Background
The authors write that "the seasonal climate of the tropical Atlantic Ocean is notoriously difficult to simulate accurately in coupled models," noting that a long history of studies, including those of Zeng et al. (1996), Davey et al. (2002), Deser et al. (2006), Chang et al. (2007) and Richter and Xie (2008), "have linked the ultimate causes of the persistent model biases to problems in simulating winds and clouds by the atmospheric model component."

What was done
In an effort designed to "revisit" this unsolved problem, Grodsky et al. utilized the Community Climate System Model, version 4 (CCSM4; Gent et al., 2011), which is a coupled climate model that simultaneously simulates earth's atmosphere, ocean, land surface and sea ice processes. This they did by comparing 20th-century runs forced by time-varying solar output, greenhouse gas, volcanic and other aerosol concentrations for the period 1850-2005 with observed (real world) monthly variability computed from observational analyses during the 26-year period 1980-2005.

What was learned
In the enlightening words of the four researchers, (1) the "atmospheric component of CCSM4 has abnormally intense surface subtropical high pressure systems and abnormally low polar low pressure systems," (2) "in the tropics and subtropics, the trade wind winds are 1-2 m/sec too strong [and] latent heat loss is too large," (3) "sea surface temperature in the southeast has a warm bias [due in part to] erroneously weak equatorial winds," (4) "the warm bias evident along the coast of southern Africa is also partly a result of insufficient local upwelling," (5) "excess radiation is evident in the south stratocumulus region of up to 60 W/m²," (6) there is "excess precipitation in the Southern Hemisphere," and (7) "errors in cloud parameterization lead to "massively excess solar radiation in austral winter and spring in CCSM4."

What it means
Meet the new model. Same as the old model. And don't get fooled again.

References
Chang, C.-Y., Carton, J.A., Grodsky, S.A. and Nigam, S. 2007. Seasonal climate of the tropical Atlantic sector in the NCAR Community Climate System Model 3: Error structure and probable causes of errors. Journal of Climate 20: 1053-1070.

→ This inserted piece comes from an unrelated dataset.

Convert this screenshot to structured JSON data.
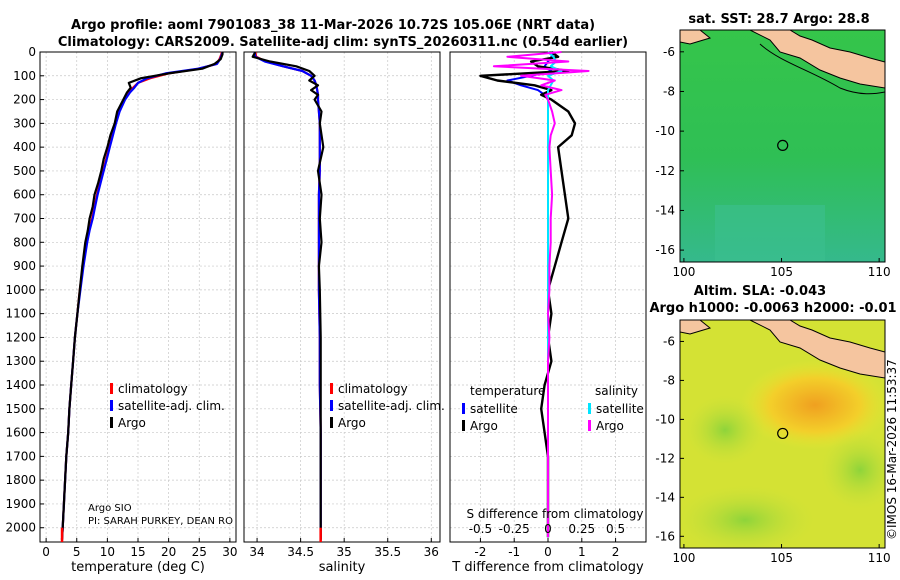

Davey, M.K., Huddleston, M., Sperber, K. R., Braconnot, P., Bryan, F., Chen, D., Colman, R., Cooper, C., Cubasch, U., Delecluse, P., DeWitt, D., Fairhead, L., Flato, G., Gordon, C., Hogan, T., Ji, M., Kimoto, M., Kitoh, A., Knutson, T. R., Latif, M., Le Treut, H., Li, T., Manabe, S., Mechoso, C. R., Meehl, G. A., Power, S. B., Roeckner, E., Terray, L., Vintzileos, A., Voss, R., Wang, B., Washington, W. M., Yoshikawa, I., Yu, J. Y., Yukimoto, S. and Zebiak, S. E. 2002. STOIC: A study of coupled model climatology and variability in tropical ocean regions. Climate Dynamics 18: 403-420.

Deser, C., Capotondi, A., Saravanan, R. and Phillips, A. 2006. Tropical Pacific and Atlantic climate variability in CCSM3. Journal of Climate 19: 403-420.

Gent, P.R., Danabasoglu, G., Donner, L.M., Holland, M.M., Hunke, E.C., Jayne, S.R., Lawrence, D.M., Neale, R.B., Rasch, P.J., Vertenstein, M., Worley, P.H., Yang, Z.-L. and Zhang M. 2011. The Community Climate System Model version 4. Journal of Climate 24: 4973-4991.

Richter, I. and Xie, S.-P. 2008. On the origin of equatorial Atlantic biases in coupled general circulation models. Climate Dynamics 31: 587-598.

Zeng, N., Dickinson, R.E. and Zeng, X. 1996. Climate impact of Amazon deforestation - A mechanistic model study. Journal of Climate 9: 859-883.